Cohesion Dva 12° (Denver) Cohesion’s second anniversary beer was not flashy—not unless you consider a hladinka pour to be showing off. Dva 12° riffs on the flagship Cohesion 12° by using a little richer pilsner base from the same Colorado maltster along with a very early dose of experimental Czech hops. A little sweeter, a little spicier, and still a 4.5 percent ABV beer with which to celebrate—modestly, of course.
Casey Grisette Wet Hopped (Glenwood Springs, Colorado) Not all beers spiced with unkilned hops need be consumed immediately—case in point, this generously hopped, gentle-on-the-palate, mixed-culture delight. We need to invent new adjectives to describe the citrus flavors that freshly picked Colorado Cascades add to an already complex blend. Somewhere inside there must be one of those guava-pulp-meets-tart-lime-rind Brazilian fruits, the name of which you can never remember.
Cloudburst Actual Poison (Seattle) If West Coast IPA is the future, I am on board with one that doesn’t entirely abandon the past. Citra, Mosaic, and Ekuanot hops deliver 21st century flavors—tangelo, anyone?—but another star here is Chinook. Released in 1985, the same year as Back to the Future, that hop gets the credit for the unrelenting bitterness and resinous finish.

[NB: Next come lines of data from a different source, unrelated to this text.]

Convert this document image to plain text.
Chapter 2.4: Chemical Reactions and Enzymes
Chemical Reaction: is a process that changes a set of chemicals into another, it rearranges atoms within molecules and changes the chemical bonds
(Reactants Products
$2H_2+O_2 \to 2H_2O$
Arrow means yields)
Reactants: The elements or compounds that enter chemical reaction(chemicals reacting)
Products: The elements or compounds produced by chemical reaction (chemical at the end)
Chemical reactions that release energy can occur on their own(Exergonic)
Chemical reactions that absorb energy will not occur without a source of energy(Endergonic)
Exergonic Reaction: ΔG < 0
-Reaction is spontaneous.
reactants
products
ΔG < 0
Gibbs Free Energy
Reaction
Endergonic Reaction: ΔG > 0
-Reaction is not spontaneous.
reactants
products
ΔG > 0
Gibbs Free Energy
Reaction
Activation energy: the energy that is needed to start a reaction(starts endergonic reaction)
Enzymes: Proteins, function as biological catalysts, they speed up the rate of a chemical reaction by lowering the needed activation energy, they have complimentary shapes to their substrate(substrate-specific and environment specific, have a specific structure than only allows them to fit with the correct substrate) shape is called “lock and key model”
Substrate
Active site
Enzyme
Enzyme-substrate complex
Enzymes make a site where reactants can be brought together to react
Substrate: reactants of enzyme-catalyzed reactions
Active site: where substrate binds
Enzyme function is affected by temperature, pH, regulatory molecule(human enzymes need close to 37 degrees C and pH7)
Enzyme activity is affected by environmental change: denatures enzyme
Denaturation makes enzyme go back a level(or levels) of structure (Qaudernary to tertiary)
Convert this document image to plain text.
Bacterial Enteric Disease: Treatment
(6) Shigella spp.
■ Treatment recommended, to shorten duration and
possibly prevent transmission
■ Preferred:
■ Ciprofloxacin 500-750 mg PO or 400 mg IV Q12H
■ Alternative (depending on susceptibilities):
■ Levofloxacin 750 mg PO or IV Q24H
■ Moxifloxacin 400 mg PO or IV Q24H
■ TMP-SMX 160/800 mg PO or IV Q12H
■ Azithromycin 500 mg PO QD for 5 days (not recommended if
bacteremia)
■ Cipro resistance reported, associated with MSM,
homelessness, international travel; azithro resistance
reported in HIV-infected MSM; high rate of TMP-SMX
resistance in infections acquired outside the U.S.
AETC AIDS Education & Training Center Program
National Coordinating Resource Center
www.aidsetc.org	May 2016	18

On Top of My Beer Bucket List
Drinking and learning about pito in its native West Africa. Not only would I like to know more about how sorghum and other grains are used to make the drink, I also want to talk to locals about its cultural history, as well as what they see for the future of indigenous fermented drinks up and down Africa.
Favorite Underrated Ingredient
Time. “Unlike our other ingredients, I view time as more of an undeniable force of nature, like gravity,” Perennial founder Phil Wymore once told me. “Time is just so damn consistent.” We could be talking about fermentation time, lagering time, time in a barrel, whatever. Evidence submitted for your approval: Bierstadt Helles.
If I Could Bring One Beer Back from the Grave…
The tiswin batch brewed by Heurea, one of Geronimo’s trusted advisors and the wife of an Apache leader. Geronimo and about 35 warriors and 100 women broke away from a reservation in 1885 after troops told them they could no longer make or drink the fermented maize beer that Native Americans had been drinking for centuries.
If I Could Share a Beer with One Figure in Brewing…
E.S. Salmon. At the risk of being too on-brand, I have to go with a hops guy. The modern age of hop breeding began in 1906 when Salmon took over the program at Wye College in Kent, England. What would he think about hops such as Citra, the offspring of cultivars he created?
My Perfect Beer Bar
It is a classic “corner bar,” with several nooks. Smallish, probably no more than a dozen beers on tap, always fresh. The selection changes often, with only one representative of a style available at a time; the bottles and cans are equally diverse. No TV. The people who work here make a fair wage with proper benefits. The customers look like the surrounding community.